The bride also wore Charlotte Olympia shoes, and a pair of diamond and emerald drop earrings, a wedding day gift from Brooksbank, whom she dated for eight years after meeting him on a skiing holiday in Verbier, Switzerland.
Pilotto and de Vos, who first met while studying at the Royal Academy of Fine Arts in Antwerp, Belgium, are best known for their colourful and graphic aesthetic, which was on display at their most recent runway show at London Fashion Week last month.
But unlike Sarah Burton of Alexander McQueen and Clare Waight Keller of Givenchy, the designers who created the wedding gowns of the Duchess of Cambridge and Duchess of Sussex, neither Pilotto nor de Vos are actually British, making Eugenie’s choice, whether consciously or not, a prime example of the potential complications and consequences of the looming Brexit, and what “Britishness” actually means.

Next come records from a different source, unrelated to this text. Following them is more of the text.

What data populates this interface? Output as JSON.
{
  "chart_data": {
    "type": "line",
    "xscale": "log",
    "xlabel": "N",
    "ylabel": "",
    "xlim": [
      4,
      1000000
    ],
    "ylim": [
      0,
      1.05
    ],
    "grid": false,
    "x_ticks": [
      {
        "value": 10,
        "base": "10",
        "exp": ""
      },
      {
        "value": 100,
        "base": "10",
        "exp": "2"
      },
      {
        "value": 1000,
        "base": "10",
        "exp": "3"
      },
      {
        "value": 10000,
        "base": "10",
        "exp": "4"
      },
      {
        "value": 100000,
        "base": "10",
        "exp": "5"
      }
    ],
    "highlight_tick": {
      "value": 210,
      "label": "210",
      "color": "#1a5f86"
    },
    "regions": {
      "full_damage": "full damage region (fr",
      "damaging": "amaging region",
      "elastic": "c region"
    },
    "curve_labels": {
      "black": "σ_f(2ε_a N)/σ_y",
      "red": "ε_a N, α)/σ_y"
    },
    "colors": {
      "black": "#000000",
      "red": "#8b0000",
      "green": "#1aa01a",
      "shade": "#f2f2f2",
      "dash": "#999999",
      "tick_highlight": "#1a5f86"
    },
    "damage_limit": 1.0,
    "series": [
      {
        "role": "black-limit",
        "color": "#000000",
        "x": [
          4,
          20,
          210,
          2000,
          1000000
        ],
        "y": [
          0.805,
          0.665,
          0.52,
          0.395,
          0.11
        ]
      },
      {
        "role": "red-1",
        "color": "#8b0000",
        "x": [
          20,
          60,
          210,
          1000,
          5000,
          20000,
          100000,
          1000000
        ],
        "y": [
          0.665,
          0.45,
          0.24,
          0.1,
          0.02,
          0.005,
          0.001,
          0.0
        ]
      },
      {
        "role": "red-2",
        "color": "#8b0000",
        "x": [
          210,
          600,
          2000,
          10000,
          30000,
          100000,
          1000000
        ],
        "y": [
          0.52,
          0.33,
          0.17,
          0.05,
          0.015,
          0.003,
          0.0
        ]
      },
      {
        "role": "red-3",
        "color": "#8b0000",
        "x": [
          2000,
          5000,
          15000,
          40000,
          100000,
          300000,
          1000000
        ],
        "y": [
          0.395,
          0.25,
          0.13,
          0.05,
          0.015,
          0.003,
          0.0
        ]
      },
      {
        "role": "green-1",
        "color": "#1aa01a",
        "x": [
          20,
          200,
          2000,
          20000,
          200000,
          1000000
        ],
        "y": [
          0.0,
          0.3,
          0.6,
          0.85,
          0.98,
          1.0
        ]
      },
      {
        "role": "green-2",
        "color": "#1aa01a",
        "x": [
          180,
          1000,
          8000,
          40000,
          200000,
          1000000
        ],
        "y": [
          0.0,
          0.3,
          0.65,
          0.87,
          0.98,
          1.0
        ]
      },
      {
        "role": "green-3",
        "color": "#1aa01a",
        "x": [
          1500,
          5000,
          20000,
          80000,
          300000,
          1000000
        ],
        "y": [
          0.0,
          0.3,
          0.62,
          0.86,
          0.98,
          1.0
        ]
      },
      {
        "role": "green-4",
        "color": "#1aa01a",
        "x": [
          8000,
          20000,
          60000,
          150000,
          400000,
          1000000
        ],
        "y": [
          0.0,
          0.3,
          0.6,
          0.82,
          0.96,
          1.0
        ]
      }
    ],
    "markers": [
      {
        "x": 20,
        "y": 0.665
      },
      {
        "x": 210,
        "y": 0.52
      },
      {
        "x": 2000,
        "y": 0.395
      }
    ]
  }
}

The designers are, rather, Austrian-Italian (Pilotto) and Belgian-Peruvian (de Vos). Despite being based in London since the launch of his namesake brand in 2007, Pilotto has also said that with 70 per cent of his team born outside Britain (including himself and de Vos), depending on the terms negotiated as part of Britain’s exit from the European Union “people will have to migrate again.”